The advantages of the above compounds and compositions in the context of use according to the present invention are believed to be related to their properties which are particularly suitable for ophthalmic applications. The refractive index of the compounds of the present invention is very close to that of water, meaning that there is no or minimal effect on the vision of the patient after administration, unlike ophthalmic compositions based on oily vehicles which may cause blurred vision upon administration. The generally low viscosity and low surface tension of these compounds and in particular their high wetting and spreading ability also ensure that they are quickly contained and adapted for administration on the surface of the eye.

As will be more clearly shown in the examples below, the compositions of the invention were found to be biocompatible and did not show significant cytotoxic effects. Furthermore, these compositions have been shown not only to have good tolerability in the eye and no impact on vision, but also to provide beneficial effects in terms of ocular lubrication and tear film stabilization in the form of relief of symptoms in patients with mild to moderate symptoms associated with dry eye. Patients with dry eye and/or dysfunctional meibomian glands often express opaque and thicker meibum, which may result in an abnormal lipid layer in the tear film. Without wishing to be bound by theory, it is believed that the physicochemical properties of the compounds comprised in the compositions of the invention may play a role in stabilizing the lipid layer of the tear film, for example by solubilizing certain lipid components or improving the fluidity of the lipid layer, and may provide a lubricating effect to the eye.
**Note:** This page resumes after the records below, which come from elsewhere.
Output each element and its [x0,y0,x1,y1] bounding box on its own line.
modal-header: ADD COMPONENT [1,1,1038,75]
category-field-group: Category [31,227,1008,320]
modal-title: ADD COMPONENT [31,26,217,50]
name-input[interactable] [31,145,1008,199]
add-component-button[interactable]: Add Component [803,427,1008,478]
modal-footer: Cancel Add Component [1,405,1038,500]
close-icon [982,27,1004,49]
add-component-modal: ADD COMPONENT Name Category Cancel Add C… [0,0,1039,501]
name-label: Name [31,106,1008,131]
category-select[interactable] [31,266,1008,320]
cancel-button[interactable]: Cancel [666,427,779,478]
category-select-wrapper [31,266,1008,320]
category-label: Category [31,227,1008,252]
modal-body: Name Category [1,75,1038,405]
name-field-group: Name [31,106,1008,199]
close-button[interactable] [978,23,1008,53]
In another aspect, the present invention provides a method of treating dry eye and any symptoms or conditions associated therewith, comprising topically applying a composition of the present invention to the lacrimal sac, into the lower eyelid, to the surface of the eye, or to ocular tissue. Preferably, the composition may be administered to the eye or eye tissue up to four times per day.

Furthermore, the present invention provides a kit comprising any one of the compositions as described above and a container for containing the composition. The container preferably comprises a dispensing means, such as an eye dropper, suitable for topical application of the composition to the eye capsule, lower eyelid to the eye or eye tissue.

In a further preferred embodiment, the dispensing means comprises a dropper of such a size as to dispense droplets of a volume of from 8. mu.L to 15. mu.L, preferably from about 8. mu.L to 12. mu.L, more preferably of a volume of about 10. mu.L. With small droplet volumes, precise dosing to the eye can be achieved and excessive expulsion of a substantial portion of the composition from the eye after administration can be avoided.

In addition, the compositions of the present invention may be administered to the eye or eye tissue up to four times per day; preferably one drop per dose (about 8 to 15 μ L in volume) is administered per eye. Treatment may last for at least six weeks. In one embodiment of the invention, the composition is administered to each eye 1 drop of a dose in a volume of about 8 to 15 μ L, preferably about 10 μ L, 3 to 4 times per day.